Yes, you got that right. In fact, while many non-Belgians in Brussels may have been forgetting the local elections and neglecting their precious democratic right to vote, other non-Belgians have gone far beyond just voting. They ran for councillor, got elected, and dedicated themselves to serving the city. 

Today, we introduce you to some of your fellow non-Belgians in Brussels who currently occupy a position in their respective communes.


Rik Jellema 

  • Country of Origin: The Netherlands
  • Commune: Etterbeek
  • Position: Alderman for public works and roads, public buildings, development of green spaces, and sustainable neighborhood contracts
  • Party: Ecolo-Groen

Rik Jellema is quite the historic figure in Brussels local politics.  In 2000, when non-Belgians were allowed to participate in the communal elections and EU citizens were allowed to run for communal office for the first time, he was the very first non-Belgian to be elected councillor in the Brussels region.

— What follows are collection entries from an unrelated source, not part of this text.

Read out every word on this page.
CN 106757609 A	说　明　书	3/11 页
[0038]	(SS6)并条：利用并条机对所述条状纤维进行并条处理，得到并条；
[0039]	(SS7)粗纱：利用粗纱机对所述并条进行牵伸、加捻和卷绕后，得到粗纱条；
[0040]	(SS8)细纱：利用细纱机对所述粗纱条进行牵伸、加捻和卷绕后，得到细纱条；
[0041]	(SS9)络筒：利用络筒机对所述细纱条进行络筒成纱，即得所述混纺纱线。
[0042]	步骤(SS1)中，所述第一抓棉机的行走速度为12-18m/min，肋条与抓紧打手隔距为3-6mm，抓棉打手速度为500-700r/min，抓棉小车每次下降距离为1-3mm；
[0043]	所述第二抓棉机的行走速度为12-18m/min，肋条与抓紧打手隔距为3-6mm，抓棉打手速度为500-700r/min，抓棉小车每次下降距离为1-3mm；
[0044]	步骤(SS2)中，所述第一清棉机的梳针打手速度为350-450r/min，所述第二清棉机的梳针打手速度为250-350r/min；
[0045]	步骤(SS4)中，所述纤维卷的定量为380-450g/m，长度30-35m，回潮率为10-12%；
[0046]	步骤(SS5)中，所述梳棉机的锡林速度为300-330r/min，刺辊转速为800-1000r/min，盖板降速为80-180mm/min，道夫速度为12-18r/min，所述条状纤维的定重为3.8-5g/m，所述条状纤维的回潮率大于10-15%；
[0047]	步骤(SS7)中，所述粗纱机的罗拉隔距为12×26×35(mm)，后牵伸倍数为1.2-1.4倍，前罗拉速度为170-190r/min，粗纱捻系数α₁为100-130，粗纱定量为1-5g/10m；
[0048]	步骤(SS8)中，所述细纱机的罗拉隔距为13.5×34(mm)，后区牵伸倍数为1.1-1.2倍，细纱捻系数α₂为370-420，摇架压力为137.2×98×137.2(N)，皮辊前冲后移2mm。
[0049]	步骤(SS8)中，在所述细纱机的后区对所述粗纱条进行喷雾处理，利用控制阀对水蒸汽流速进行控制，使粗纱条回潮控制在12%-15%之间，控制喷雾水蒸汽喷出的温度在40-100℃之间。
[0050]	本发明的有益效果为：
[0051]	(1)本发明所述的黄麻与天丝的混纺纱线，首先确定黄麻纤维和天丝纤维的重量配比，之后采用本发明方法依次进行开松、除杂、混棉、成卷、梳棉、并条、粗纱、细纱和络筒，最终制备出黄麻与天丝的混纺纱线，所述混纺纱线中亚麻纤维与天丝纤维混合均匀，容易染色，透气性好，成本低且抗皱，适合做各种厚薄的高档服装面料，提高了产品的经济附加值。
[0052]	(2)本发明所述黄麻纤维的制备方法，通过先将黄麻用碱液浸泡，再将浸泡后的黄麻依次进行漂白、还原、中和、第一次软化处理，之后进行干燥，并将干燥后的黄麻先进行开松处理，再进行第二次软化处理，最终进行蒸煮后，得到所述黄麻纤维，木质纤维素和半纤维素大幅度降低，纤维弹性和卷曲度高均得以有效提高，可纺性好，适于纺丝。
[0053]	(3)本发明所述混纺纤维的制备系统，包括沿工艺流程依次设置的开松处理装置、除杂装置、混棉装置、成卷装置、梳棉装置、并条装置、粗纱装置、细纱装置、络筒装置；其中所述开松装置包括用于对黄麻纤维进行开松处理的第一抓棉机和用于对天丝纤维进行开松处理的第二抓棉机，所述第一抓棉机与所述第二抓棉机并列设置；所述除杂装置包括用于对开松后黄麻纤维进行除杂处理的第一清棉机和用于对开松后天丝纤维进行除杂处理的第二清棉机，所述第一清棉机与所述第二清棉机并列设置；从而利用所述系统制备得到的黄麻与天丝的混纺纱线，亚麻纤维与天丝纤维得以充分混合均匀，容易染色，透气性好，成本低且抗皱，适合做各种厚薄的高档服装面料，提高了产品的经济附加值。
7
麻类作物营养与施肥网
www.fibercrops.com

And then, when elected non-Belgians secured the right to become aldermen and alderwomen in 2006,  he again became the very first non-Belgian in Brussels to be appointed alderman in 2012.

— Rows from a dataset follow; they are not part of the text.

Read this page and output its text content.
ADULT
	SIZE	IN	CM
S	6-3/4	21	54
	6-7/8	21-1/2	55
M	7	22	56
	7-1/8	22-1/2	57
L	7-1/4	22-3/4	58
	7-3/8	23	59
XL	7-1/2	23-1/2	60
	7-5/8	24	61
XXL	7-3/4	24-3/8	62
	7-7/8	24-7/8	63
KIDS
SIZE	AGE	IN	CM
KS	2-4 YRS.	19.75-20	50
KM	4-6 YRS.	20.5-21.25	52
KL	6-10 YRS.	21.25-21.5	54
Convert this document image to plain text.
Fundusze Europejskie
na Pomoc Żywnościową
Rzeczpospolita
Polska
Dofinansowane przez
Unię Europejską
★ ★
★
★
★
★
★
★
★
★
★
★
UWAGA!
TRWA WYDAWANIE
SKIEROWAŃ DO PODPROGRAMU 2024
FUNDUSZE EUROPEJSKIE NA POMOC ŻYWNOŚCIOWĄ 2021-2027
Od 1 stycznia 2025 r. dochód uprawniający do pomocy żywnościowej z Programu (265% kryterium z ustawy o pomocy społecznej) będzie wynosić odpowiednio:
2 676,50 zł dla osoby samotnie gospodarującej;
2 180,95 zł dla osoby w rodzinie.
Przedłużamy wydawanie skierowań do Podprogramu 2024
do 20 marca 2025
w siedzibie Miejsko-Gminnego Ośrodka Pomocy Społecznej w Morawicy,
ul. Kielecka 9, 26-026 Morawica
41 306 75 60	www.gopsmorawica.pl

Originally from Leeuwarden in the northern side of the Netherlands, Jellema moved to Brussels in 1987 to work as a translator for the Council of the European Union. In 1991, he joined Flemish political party Agalev which later became known as Groen. After two legi

slative terms as councillor, he became a member of the Collège échevinal or the Board of Mayor and Aldermen of Etterbeek.

Under his leadership, Etterbeek was granted its first sustainable neighborhood contract by the Brussels regional government in 2013. The project, which is now in its final phase, aims to produce more affordable housing and nurseries, and develop more green spaces in Etterbeek.

As a non-Belgian public servant in Brussels, Jellema considers himself an advocate for all Bruxellois – whether Belgian or non-Belgian, European or non-European. He says, regardless of background, residents of Brussels all have the same human needs: a good school for our children, clean streets, good air quality, security, etc.

So what is it like working with Belgian politicians? Jellema admits clashes are inevitable at times. As a Dutchman, he says he is wont to “say what he does and do what he says.” And this straightforward style of politics doesn’t always sit well with Belgian diplomacy and sensitivity. But he says, he always does his best not to provoke the Belgians while still maintaining his ground.